David has tried staying at the Salvation Army.

“There’s the possibility, this time of year in the winter months and bad weather, they stay pretty full,” he said. “I don't really think that they have enough accommodations for the amount of people who actually are out there living through this.”

David is confident things will get better.

“At least I'm gonna try my best to make that happen for me,” he said. “I'd like to see more people become aware and not have a blind eye against an epidemic that we've had in this country for years. People being broke, poor, in poverty. On the streets. Begging for handouts. Just trying to survive.

“It's something that's not going away. A lot of people say, "Well, we gotta help, we gotta help. Let's put a Band-Aid on it.” Hey, maybe it's time that people looked around, opened their eyes. Instead of putting a Band-Aid on a broken arm, let's put it in a cast and fix it.
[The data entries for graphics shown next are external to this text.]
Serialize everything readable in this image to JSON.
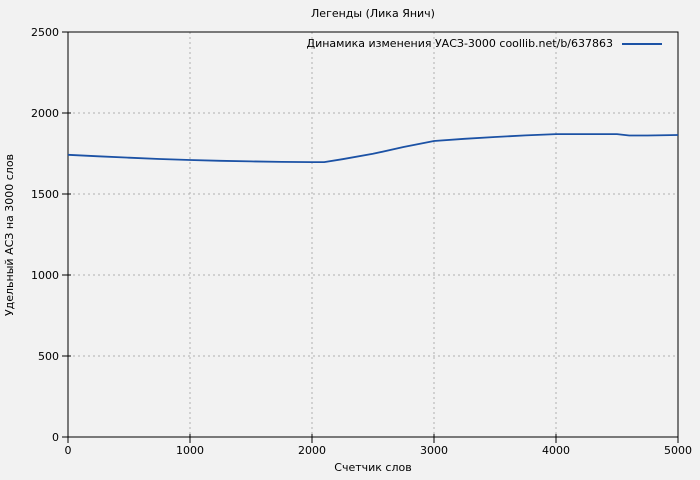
{
  "title": "Легенды (Лика Янич)",
  "colors": {
    "background": "#f2f2f2",
    "axis": "#000000",
    "grid": "#b0b0b0",
    "line": "#1c52a5",
    "text": "#000000"
  },
  "chart_data": {
    "type": "line",
    "title": "Легенды (Лика Янич)",
    "xlabel": "Счетчик слов",
    "ylabel": "Удельный АСЗ на 3000 слов",
    "xlim": [
      0,
      5000
    ],
    "ylim": [
      0,
      2500
    ],
    "xticks": [
      0,
      1000,
      2000,
      3000,
      4000,
      5000
    ],
    "yticks": [
      0,
      500,
      1000,
      1500,
      2000,
      2500
    ],
    "grid": true,
    "grid_style": "dotted",
    "legend_position": "top-right-inside",
    "series": [
      {
        "name": "Динамика изменения УАСЗ-3000 coollib.net/b/637863",
        "color": "#1c52a5",
        "x": [
          0,
          250,
          500,
          750,
          1000,
          1250,
          1500,
          1750,
          2000,
          2100,
          2250,
          2500,
          2750,
          3000,
          3250,
          3500,
          3750,
          4000,
          4250,
          4500,
          4600,
          4750,
          5000
        ],
        "y": [
          1742,
          1733,
          1724,
          1716,
          1710,
          1705,
          1701,
          1698,
          1697,
          1697,
          1715,
          1748,
          1790,
          1827,
          1841,
          1852,
          1862,
          1870,
          1870,
          1870,
          1861,
          1861,
          1864
        ]
      }
    ]
  }
}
This is America. There shouldn't be 1,800 people dying in this country from hypothermia in the wintertime because they're living out on the streets. Sixty-four percent of them are men. This is America. I mean, it shouldn't be this way.”

This year marks the 52th anniversary of President Lyndon B. Johnson’s War on Poverty – part of his Great Society vision, which brought us such programs as Medicare, Medicaid and Head Start. Yet the income discrepancy between rich and poor has not been as wide as it is now since the late 1920s, an era Mark Twain termed the Gilded Age due to the abject poverty that existed beneath a thin veneer of great wealth.